Early Maternal Employment and Family Wellbeing
Detrimental effects [on mothers of six-month olds] of working outside the home are attenuated by the time the child is 4.5 years old.
In Early Maternal Employment and Family Wellbeing (NBER Working Paper No. 17212), authors Pinka Chatterji, Sara Markowitz, and Jeanne Brooks-Gunn study the effects of mothers' work outside the home on maternal depression, self-reported health status, parenting stress, and parenting quality. They find that among mothers of 6-month old babies, working mothers report higher stress and more symptoms of depression than non-working mothers. Working mothers also report less good health than their non-working peers.
On average, an increase of ten hours of work -- that is, a 40 percent increase in the average work hours for the employed mothers -- is associated with an increase of 6 to 9 percent in a depression score used by the authors. Hours of work do not appear to have any effect on the quality of parenting at six months, though; in this study, "parenting quality" is measured by ratings assigned by "trained observers" watching videotape of each mother interacting with her child in five semi-structured play situations at home and in laboratories.
The authors also examine similar measures of maternal outcomes four years later. It appears that any detrimental effects on mothers of working outside the home are attenuated by the time the child reaches 4.5. The authors conclude that "if anything, more maternal work reduces parenting stress during the first 4.5 years." They do not find any evidence of adverse effects of hours of work on maternal health among mothers with 4.5 year olds.

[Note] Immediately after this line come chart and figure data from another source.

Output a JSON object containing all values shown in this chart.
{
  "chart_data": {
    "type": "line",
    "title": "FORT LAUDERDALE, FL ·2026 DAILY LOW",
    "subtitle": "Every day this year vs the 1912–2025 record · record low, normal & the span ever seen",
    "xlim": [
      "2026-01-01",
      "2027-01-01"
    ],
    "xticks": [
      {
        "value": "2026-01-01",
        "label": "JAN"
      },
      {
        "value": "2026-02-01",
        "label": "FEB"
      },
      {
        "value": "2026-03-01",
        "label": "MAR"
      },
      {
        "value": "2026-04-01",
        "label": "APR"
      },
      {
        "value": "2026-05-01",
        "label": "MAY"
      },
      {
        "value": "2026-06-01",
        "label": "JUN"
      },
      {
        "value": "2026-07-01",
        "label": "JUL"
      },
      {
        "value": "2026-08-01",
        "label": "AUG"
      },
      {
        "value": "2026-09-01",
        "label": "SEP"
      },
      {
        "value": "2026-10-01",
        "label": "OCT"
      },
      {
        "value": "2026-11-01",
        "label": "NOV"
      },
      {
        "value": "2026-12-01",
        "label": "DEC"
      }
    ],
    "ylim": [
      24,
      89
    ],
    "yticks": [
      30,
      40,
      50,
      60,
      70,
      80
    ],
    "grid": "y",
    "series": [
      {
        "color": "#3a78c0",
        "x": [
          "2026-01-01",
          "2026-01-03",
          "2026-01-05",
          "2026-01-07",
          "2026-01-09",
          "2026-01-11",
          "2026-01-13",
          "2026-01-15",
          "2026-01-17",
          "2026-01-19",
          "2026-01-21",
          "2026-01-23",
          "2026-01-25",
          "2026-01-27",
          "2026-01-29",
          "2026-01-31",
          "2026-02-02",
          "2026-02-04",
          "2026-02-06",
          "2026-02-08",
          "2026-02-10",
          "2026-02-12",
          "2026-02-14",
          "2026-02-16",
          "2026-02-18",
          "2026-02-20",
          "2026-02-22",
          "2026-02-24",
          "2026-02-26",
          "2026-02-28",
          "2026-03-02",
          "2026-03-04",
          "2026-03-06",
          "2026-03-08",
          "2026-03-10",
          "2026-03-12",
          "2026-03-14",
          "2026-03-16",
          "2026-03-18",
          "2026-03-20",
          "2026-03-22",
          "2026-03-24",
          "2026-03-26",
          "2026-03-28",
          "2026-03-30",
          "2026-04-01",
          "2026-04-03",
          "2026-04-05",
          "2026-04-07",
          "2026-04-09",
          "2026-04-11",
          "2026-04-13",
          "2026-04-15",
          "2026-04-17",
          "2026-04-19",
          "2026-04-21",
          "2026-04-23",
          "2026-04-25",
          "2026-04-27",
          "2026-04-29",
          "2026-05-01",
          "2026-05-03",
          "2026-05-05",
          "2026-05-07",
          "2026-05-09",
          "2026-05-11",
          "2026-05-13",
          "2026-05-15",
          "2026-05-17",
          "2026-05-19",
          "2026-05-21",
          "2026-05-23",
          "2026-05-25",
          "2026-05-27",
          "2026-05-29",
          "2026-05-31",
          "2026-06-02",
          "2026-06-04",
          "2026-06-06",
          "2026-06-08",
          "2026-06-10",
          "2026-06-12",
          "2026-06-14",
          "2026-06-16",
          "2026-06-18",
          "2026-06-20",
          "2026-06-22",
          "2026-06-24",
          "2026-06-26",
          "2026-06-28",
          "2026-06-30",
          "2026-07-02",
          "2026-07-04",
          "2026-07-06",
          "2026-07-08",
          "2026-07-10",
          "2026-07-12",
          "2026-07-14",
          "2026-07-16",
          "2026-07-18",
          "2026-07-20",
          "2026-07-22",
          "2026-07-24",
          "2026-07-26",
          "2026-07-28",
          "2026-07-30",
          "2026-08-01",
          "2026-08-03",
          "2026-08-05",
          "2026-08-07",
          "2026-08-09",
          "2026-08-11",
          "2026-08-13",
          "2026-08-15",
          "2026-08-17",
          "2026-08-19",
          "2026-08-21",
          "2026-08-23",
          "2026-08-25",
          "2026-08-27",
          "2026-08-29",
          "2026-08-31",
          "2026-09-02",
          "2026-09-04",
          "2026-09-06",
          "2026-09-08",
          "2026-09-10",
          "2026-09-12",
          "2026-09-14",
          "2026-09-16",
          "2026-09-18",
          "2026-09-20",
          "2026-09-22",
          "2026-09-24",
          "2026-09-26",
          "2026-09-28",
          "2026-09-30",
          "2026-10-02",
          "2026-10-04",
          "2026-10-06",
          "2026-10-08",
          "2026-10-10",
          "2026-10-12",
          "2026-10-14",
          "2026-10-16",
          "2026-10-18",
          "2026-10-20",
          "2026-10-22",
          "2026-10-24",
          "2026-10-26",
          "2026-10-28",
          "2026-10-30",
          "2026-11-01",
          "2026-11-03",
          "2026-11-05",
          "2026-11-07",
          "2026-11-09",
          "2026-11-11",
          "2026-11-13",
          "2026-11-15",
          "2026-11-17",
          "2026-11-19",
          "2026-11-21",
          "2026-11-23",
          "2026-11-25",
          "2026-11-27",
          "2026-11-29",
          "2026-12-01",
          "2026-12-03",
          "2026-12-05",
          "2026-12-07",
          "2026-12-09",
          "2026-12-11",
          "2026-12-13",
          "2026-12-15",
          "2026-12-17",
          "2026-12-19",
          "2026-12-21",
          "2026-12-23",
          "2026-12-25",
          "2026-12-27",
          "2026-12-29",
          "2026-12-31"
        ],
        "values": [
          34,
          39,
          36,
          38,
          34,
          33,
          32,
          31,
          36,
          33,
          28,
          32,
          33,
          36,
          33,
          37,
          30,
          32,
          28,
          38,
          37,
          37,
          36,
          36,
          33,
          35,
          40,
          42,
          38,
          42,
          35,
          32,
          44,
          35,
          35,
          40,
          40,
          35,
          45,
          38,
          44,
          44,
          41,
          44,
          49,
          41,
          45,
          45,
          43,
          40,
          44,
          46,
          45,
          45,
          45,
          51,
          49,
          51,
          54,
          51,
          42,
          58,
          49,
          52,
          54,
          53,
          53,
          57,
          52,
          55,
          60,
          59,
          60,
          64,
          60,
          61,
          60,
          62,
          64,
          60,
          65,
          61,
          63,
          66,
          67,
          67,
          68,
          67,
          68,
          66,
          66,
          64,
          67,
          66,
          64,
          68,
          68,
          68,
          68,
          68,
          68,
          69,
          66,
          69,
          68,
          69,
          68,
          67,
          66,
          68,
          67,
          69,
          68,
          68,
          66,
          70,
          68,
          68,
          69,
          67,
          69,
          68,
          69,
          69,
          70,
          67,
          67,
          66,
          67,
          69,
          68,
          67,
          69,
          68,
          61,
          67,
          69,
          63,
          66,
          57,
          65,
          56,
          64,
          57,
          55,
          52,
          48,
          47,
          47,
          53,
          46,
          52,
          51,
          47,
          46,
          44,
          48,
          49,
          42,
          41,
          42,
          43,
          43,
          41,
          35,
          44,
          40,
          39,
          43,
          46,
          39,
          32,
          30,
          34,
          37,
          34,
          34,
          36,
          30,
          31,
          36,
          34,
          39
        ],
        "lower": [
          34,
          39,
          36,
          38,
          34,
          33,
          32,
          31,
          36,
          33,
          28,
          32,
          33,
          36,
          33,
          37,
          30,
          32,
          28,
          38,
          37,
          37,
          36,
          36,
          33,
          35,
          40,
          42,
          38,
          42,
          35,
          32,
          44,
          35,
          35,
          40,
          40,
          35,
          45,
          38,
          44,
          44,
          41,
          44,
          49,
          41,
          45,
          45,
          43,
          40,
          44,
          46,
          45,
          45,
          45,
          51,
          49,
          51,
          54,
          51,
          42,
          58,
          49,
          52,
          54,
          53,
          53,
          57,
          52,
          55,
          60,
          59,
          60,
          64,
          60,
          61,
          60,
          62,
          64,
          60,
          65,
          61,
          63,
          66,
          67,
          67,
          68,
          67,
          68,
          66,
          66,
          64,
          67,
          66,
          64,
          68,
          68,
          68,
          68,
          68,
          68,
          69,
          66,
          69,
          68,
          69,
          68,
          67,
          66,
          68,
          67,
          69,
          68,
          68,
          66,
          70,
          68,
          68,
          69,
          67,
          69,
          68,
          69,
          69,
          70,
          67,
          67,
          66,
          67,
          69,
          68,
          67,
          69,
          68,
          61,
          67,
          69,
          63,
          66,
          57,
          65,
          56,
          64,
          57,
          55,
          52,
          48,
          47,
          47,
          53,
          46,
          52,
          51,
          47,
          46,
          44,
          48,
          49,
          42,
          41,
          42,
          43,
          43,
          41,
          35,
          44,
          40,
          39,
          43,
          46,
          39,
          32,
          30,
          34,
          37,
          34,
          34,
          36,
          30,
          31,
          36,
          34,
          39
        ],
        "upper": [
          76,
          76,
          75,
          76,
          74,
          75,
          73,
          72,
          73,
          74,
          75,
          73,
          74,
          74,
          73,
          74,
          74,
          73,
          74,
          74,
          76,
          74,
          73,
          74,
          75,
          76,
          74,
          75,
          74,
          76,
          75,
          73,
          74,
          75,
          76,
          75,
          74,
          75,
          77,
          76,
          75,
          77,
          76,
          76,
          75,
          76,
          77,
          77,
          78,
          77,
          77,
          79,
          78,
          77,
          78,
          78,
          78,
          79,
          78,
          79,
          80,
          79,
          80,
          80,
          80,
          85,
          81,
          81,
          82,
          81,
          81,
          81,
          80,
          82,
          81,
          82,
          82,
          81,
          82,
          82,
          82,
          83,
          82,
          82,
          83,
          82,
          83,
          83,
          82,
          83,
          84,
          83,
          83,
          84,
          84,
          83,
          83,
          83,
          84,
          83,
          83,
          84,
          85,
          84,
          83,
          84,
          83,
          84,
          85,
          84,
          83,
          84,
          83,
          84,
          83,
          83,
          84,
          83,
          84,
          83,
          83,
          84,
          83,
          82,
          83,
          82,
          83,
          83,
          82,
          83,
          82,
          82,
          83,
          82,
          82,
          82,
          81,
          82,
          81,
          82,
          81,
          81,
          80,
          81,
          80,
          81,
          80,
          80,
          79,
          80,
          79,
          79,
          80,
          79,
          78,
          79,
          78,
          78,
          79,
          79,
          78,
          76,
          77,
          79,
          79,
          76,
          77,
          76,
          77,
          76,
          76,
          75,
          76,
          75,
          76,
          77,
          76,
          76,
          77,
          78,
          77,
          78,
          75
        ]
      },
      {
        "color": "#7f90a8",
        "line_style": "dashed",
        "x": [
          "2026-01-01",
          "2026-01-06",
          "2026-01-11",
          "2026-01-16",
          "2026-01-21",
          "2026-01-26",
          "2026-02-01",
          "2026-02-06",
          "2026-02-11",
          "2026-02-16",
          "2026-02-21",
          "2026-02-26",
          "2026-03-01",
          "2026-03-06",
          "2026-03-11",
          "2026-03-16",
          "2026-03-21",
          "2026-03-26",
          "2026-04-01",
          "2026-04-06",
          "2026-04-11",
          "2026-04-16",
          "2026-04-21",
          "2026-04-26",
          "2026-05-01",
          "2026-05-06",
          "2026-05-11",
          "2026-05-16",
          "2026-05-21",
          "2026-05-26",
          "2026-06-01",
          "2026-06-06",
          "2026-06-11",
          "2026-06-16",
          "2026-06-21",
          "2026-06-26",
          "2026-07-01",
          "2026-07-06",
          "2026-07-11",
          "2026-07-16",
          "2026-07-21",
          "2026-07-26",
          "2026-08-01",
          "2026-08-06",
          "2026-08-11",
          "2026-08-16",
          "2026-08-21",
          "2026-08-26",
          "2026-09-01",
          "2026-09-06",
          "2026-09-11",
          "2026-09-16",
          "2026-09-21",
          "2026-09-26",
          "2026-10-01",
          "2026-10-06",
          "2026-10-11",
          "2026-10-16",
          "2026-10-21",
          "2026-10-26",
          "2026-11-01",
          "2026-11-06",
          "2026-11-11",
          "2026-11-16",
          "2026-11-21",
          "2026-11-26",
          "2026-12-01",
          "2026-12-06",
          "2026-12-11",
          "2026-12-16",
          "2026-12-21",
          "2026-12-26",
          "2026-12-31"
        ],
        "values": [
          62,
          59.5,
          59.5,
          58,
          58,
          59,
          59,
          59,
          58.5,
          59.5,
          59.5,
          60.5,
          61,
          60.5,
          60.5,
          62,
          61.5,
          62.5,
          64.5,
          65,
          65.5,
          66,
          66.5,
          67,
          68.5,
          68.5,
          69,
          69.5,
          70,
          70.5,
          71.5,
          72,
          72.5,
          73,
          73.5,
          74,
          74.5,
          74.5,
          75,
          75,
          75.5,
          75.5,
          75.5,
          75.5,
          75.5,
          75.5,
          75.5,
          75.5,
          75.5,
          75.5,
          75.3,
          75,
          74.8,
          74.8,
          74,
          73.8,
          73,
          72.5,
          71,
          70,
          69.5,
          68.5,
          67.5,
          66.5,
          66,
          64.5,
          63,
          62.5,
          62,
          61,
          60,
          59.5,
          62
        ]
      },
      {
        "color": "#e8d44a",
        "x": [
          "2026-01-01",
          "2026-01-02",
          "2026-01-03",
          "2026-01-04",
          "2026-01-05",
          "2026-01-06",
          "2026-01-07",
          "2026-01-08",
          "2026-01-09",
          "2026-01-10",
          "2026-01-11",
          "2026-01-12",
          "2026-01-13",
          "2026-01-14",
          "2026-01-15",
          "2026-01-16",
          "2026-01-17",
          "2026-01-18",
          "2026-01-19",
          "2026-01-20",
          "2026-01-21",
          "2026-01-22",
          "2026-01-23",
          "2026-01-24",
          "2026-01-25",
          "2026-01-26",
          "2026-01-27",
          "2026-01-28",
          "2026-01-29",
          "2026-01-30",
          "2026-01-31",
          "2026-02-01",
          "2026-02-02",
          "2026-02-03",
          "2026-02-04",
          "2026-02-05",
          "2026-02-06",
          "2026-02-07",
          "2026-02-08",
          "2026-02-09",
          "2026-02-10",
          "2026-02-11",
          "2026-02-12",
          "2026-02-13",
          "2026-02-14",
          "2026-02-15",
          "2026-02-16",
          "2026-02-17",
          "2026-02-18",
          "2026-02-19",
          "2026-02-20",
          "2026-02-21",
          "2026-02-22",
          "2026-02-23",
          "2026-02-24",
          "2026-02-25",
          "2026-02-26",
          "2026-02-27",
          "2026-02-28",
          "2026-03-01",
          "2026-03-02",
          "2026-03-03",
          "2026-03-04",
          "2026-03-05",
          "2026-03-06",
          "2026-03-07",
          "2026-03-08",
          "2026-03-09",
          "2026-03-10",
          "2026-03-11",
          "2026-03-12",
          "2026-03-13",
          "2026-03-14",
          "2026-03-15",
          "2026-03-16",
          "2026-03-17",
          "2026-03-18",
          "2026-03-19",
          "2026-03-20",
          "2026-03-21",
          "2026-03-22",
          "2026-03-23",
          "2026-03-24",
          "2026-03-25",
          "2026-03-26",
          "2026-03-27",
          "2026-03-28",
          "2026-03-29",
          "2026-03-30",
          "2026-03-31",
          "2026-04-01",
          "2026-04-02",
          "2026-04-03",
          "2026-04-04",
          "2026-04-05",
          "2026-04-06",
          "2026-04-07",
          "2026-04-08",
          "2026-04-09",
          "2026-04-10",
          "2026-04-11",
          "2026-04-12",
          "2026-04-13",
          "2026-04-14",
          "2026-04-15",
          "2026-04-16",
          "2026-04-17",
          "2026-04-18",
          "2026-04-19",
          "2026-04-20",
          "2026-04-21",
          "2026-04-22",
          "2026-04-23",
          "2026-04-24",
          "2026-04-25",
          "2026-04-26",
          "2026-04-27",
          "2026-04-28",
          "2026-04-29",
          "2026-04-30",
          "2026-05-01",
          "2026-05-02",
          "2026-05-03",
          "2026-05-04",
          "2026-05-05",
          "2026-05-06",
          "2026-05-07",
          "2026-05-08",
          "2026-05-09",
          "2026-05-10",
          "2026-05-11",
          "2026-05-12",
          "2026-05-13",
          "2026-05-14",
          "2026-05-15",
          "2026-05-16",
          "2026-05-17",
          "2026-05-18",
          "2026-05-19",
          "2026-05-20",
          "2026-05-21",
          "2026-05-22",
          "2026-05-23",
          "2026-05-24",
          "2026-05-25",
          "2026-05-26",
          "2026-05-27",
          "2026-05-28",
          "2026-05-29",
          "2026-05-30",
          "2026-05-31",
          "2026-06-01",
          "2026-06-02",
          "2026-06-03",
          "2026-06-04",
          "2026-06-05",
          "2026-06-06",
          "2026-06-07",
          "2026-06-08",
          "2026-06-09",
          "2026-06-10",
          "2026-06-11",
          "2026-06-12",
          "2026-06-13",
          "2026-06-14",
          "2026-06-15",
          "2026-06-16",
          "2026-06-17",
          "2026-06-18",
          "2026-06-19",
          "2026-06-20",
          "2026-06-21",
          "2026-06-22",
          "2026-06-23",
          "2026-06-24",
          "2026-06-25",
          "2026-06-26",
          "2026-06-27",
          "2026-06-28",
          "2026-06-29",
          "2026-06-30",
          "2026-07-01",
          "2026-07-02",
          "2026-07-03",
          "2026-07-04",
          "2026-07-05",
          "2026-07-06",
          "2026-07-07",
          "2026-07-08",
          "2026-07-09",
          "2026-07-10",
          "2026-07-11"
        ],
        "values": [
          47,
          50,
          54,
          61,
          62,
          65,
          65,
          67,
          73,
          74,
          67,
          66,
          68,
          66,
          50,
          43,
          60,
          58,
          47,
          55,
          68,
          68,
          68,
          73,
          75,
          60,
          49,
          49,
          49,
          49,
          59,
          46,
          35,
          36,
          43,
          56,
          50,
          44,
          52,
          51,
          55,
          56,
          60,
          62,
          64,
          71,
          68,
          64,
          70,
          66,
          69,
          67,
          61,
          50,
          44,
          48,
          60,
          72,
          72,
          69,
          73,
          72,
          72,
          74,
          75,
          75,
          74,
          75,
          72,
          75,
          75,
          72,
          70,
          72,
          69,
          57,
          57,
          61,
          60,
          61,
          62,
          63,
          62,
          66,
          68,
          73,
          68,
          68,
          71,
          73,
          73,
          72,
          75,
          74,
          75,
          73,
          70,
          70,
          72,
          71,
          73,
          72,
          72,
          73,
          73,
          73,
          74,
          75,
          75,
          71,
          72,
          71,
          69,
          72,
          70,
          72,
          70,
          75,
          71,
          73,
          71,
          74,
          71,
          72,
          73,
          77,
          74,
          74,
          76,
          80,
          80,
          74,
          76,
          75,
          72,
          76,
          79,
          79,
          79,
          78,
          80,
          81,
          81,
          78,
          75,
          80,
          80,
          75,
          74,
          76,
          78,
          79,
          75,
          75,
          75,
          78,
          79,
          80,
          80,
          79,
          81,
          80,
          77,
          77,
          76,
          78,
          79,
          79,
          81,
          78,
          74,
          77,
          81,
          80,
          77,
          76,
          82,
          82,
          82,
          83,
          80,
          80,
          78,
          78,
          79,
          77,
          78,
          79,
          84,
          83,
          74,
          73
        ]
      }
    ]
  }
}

The data for this paper come from the Study of Early Child Care. It enrolled 1,364 healthy infants in 1991 and followed those children and their families from birth until age 15, interviewing them in person or by telephone every three months. When the children were 6 months old, their mothers were asked to complete a depression screening survey and were queried about their current levels of parenting stress, and their overall health. To measure parenting stress, the authors use the Abidin Parenting Stress Index and the Parent Role Quality Scale. To measure depressive symptoms, they use the Center for Epidemiologic Studies Depression Scale. The authors examine the scores on these scales relative to the hours that mothers reported working in an interview that was conducted when their child was 3 months old.